Official repository for SLATE: A Sequence Labeling Approach for Task Extraction from Free-form Content
├── docs <- Contains documentation such as the dataset Annotation Guide.
├── configs <- Contains the configs used to run the paper experiments.
├── data <- Contains the train, test, and val datasets.
├── environment.yml <- Environment file with all dependencies required to use the sumie package.
├── leaderboard <- Leaderboard for experiment runs is written here.
├── setup.py <- Setup script to install the sumie package.
├── sumie <- Python package for the SLATE paper.
│ ├── batch_experiments <- End-to-end experiment scripts (pipelining train, predict, evaluate and export experiments.)
│ ├── data <- Dataset annotation and dataframe utils.
│ ├── datasets <- Dataset classes for the experiments.
│ ├── evaluate <- Evaluation experiment scripts.
│ ├── interpret <- Utilities to visualize explantations of model predictions.
│ ├── post_process <- Post-process experiment scripts.
│ ├── predict <- Predict/Inference experiment scripts.
│ ├── train <- Train experiment scripts.
│ ├── utils <- Various utils.
├── README.md <- Top-level README file with project description.
- Install miniconda/anaconda if you do not already have this installed.
- To build the sumie conda env, use the command:
conda env create -f environment.yml
- Activate the sumie conda environment:
conda activate sumie
- Install the sumie package in developer mode:
pip install -e .
- If you have a machine with a GPU and cuda installed (recommended), please follow the follow the next two steps as well.
- Uninstall CPU versions of tensorflow and torch:
pip uninstall torch
pip uninstall tensorflow
- Install the pytorch version matching exactly your installed cuda version.
- Uninstall CPU versions of tensorflow and torch:
- Edit fields with values 'EDIT: ...' in the config files under the configs folder with your own local paths.

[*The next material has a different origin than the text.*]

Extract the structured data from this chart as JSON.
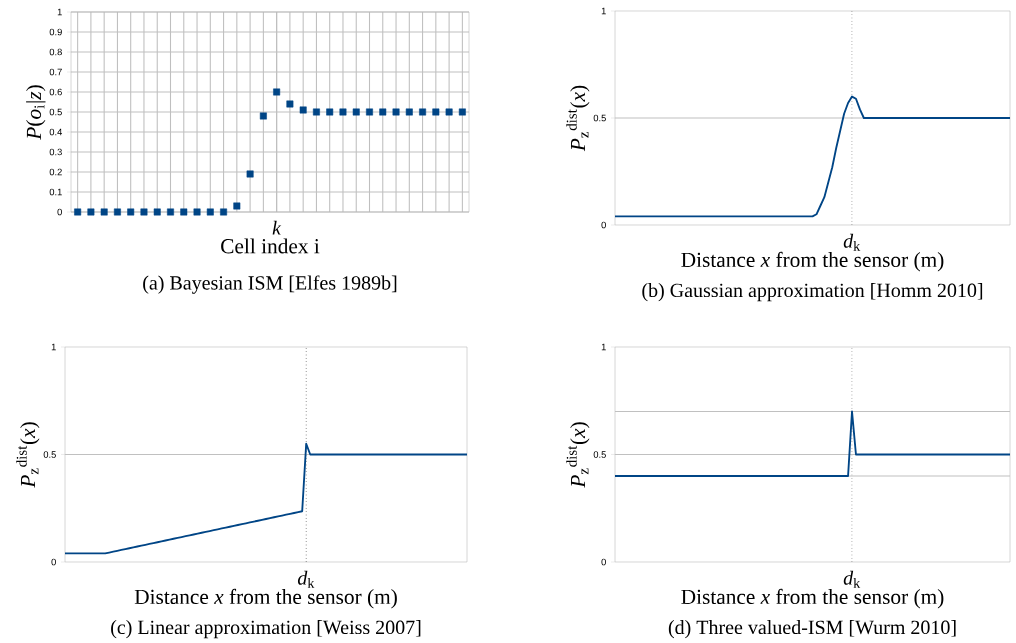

- Run the following script from the repo root:
python run_paper_experiments.py
The train, validation, and test datasets used in the SLATE paper can be found in data/train.csv, data/val.csv and data/test.csv respectively. The Annotate column contains text recognized from ink documents annotated according to the following:
- <s>sentence<a0> : Non-task sentence (e.g., I love ink!)
- <s>sentence<a1> : Task sentence (e.g., Schedule the code review meeting for tomorrow.)
- <s>sentence<a2> : Generic task (e.g., I will do it.)
- <s>sentence<a3> : Task sentence due to context.
- <s>sentence<a4> : Non-task sentence due to context.
In the SLATE paper, all except the <a0> annotation tag are considered task sentences.
The wr_lines column gives the list of document lines for the recognized text. For experiments that use line breaks, we insert them between these document lines. The line_list_item mask column is a list with the same length as wr_lines where a 1 represents that the line is a bulleted item and 0 represents that the line is not bulleted.
wh_id is the id of the whiteboard/ink document that the text is from. wr_id is the id of the writing region in the document that the text belongs to.
For more details on how the dataset was annotated, please refer to the Annotation Guide in the docs folder.
This repo and its resources are protected by a patent and usage is permitted only for research purposes.